Maria was irked. "Men always put the blame on women, as if we have demolished the whole world, we have been the root of corrupt practices in the bureaucracy, have pushed men into sexual scandals, have breached all people's trust," she said.
She also said that men had always claimed that women were synonymous with vices -- gambling, drunkenness, drug abuse and theft.
"Men, including you," she said, "have also said that they are polygamist by nature."
Now, Maria added, no men would take care of Delly's heartache after she had been seduced and abused by the boss. "To talk about this matter makes me sick," she said.
I told Maria that our culture had been created by men to try to calm her down. Men are biologically much stronger than women. That is why all norms and laws have been made from the male point of view and for men's interests.
I added that although there were so many laws that gave equal rights to women, women had been treated as subordinates to men and not as their partners in their implementation.
"Stop giving me a sermon," she said with fire in her eyes.
Maria and my friend Cok got married after a two-year relationship. Several days before the wedding day, Maria told me with her cheerful countenance:"Do you remember when we started to know each other? I enlisted you and Cok as candidates for my husband.
"But at last I dropped you because Cok had the courage to give me instructions. Do you remember at another meeting one day? The room where we met was so dirty and Cok showed me a broom to clean it. Do you remember that?"

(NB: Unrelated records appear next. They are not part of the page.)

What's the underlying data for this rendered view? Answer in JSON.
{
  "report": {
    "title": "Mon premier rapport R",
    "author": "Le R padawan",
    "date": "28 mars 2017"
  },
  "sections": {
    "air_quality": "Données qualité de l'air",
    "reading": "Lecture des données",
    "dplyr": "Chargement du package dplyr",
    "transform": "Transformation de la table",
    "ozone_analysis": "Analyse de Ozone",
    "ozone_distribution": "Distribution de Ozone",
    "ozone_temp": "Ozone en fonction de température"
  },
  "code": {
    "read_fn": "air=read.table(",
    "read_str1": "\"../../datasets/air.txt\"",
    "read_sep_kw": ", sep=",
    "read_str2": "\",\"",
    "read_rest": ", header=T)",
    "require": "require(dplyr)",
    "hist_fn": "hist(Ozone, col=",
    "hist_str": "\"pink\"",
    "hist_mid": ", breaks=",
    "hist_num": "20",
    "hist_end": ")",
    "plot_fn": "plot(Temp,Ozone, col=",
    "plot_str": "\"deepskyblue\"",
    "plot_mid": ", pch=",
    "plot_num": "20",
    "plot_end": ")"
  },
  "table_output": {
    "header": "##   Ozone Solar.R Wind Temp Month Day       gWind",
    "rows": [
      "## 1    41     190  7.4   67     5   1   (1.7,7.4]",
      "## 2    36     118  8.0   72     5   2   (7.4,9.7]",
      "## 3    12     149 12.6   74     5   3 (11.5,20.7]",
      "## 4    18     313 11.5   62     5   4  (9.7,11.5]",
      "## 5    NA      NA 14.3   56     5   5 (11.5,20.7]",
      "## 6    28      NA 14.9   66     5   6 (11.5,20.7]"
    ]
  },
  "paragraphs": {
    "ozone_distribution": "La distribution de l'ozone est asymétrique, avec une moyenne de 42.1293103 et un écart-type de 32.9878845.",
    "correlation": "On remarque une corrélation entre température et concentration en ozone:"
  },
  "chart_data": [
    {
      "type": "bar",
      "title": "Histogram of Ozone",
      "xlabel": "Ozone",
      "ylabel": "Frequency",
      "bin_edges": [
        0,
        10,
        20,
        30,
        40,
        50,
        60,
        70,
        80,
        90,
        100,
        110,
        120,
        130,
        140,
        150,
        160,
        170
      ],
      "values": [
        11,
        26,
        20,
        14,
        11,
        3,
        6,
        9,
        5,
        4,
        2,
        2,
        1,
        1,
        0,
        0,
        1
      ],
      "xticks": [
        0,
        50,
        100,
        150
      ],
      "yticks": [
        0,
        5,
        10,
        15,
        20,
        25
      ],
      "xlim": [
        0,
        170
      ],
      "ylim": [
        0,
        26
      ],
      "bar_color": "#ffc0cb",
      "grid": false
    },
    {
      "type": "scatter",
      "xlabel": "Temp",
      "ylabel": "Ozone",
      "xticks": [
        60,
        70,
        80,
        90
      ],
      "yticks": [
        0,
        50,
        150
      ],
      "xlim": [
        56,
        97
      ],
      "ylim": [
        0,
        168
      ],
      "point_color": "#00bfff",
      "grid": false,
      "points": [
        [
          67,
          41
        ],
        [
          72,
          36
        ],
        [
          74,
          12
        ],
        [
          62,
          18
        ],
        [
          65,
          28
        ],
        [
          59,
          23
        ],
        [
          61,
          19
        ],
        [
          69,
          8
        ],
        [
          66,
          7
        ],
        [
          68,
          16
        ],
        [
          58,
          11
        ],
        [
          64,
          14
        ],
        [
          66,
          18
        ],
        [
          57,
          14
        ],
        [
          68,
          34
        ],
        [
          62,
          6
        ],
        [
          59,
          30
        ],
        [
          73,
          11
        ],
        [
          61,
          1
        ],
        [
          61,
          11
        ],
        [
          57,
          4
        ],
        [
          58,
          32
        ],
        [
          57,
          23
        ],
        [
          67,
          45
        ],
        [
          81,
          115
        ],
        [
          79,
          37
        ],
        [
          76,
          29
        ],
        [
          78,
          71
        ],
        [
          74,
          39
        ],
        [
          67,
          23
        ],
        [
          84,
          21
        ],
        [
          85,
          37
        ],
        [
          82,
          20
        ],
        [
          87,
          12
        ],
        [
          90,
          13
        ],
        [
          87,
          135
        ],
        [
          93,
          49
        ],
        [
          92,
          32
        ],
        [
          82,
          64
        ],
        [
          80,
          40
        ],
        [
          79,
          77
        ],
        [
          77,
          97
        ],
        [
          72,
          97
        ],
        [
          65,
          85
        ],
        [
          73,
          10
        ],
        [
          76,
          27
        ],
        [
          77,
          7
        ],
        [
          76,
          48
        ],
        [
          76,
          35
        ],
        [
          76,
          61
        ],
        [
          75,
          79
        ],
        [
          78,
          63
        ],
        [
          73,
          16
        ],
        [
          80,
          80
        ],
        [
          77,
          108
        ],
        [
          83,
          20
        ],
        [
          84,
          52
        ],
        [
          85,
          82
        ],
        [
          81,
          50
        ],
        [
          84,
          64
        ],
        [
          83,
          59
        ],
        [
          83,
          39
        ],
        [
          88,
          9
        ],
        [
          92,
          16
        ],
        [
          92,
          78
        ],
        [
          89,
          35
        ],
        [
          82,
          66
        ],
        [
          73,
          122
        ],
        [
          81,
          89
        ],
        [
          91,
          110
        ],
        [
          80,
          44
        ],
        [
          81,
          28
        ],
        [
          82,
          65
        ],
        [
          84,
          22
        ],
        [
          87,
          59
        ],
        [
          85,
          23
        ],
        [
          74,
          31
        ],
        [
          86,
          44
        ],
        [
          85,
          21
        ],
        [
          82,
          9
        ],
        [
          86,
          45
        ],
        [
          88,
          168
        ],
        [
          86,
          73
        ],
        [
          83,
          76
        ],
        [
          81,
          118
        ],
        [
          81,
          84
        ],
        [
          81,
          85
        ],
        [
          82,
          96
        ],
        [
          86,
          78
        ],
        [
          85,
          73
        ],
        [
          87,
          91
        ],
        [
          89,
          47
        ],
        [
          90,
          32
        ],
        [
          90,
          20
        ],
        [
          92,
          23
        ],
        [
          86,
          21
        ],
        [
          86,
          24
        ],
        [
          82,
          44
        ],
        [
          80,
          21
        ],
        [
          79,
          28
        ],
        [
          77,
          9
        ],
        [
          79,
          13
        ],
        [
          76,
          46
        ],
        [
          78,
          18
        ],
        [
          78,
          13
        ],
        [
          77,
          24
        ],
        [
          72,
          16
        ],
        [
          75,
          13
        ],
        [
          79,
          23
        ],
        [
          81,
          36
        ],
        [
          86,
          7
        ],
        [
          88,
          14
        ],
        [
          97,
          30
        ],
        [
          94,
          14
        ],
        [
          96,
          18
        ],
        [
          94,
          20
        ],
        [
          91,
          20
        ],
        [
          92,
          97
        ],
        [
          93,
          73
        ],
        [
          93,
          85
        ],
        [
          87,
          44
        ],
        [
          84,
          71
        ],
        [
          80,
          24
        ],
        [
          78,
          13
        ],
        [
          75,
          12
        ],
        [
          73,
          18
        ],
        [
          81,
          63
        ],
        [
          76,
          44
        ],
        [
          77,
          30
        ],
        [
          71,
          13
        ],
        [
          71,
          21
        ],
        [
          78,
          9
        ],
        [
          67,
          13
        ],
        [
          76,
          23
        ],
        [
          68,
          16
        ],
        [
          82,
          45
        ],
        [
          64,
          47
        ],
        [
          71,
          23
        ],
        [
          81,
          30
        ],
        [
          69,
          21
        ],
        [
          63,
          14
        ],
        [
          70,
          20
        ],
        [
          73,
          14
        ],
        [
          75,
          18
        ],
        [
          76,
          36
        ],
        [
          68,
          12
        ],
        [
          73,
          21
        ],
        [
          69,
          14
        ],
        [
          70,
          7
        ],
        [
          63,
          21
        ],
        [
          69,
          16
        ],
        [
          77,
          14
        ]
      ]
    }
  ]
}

"But it never came to my mind that an emancipated woman like you still needed a man to give her instructions," I said, and my comment upset her.
According to a story of a friend, Cok was detained one day for his alleged involvement in the rebellion, and one week later was imprisoned. Apparently, he grew a beard and looked like Fidel Castro of Cuba.
In jail he was interrogated and tortured before he was taken to this river for execution.
Maria, who did not want to be separated from Cok, hugged him closely when he was about to be shot. During the war, nobody wanted to use rational or healthy thinking.
When the gun went off, Maria and Cok died instantly and their bodies tumbled into the fast-flowing river
"Nobody knows whether their bodies were found or not," said Johor, my friend who told me the story.
I pondered their deaths at the Antokan river for a long time. I asked myself why people had the heart to kill someone in a civil war who had surrendered after losing another war.
Translated by TIS
The author was born in Padang Panjang, West Sumatra, on Nov. 17, 1924. He started his career during World War II in sculpture, painting and music, but finally focused his activities on poetry and radio drama.
He later worked in the Department of Arts, Ministry of Education and Culture. His short stories have been published in Robohnyya Surau Kami (The Fall of Our Prayer House) in 1963, Bianglala (Rainbow) in 1963 and Hujan Panas (Hot Rain) in 1963. He also wrote Kemarau (Dry Season), a novel in 1967, and Saraswati Dalam Sunyi (Saraswati in Loneliness) in 1970, for which he won a UNESCO/IKAPI award. Some of his short stories have been translated into foreign languages.
The short story Maria appears in Anjing-anjing Menyerbu Kuburan: Cerpen Pilihan Kompas 1997 (Dogs Raiding A Grave: Kompas Selected Short Stories 1997). It is printed here courtesy of Kompas.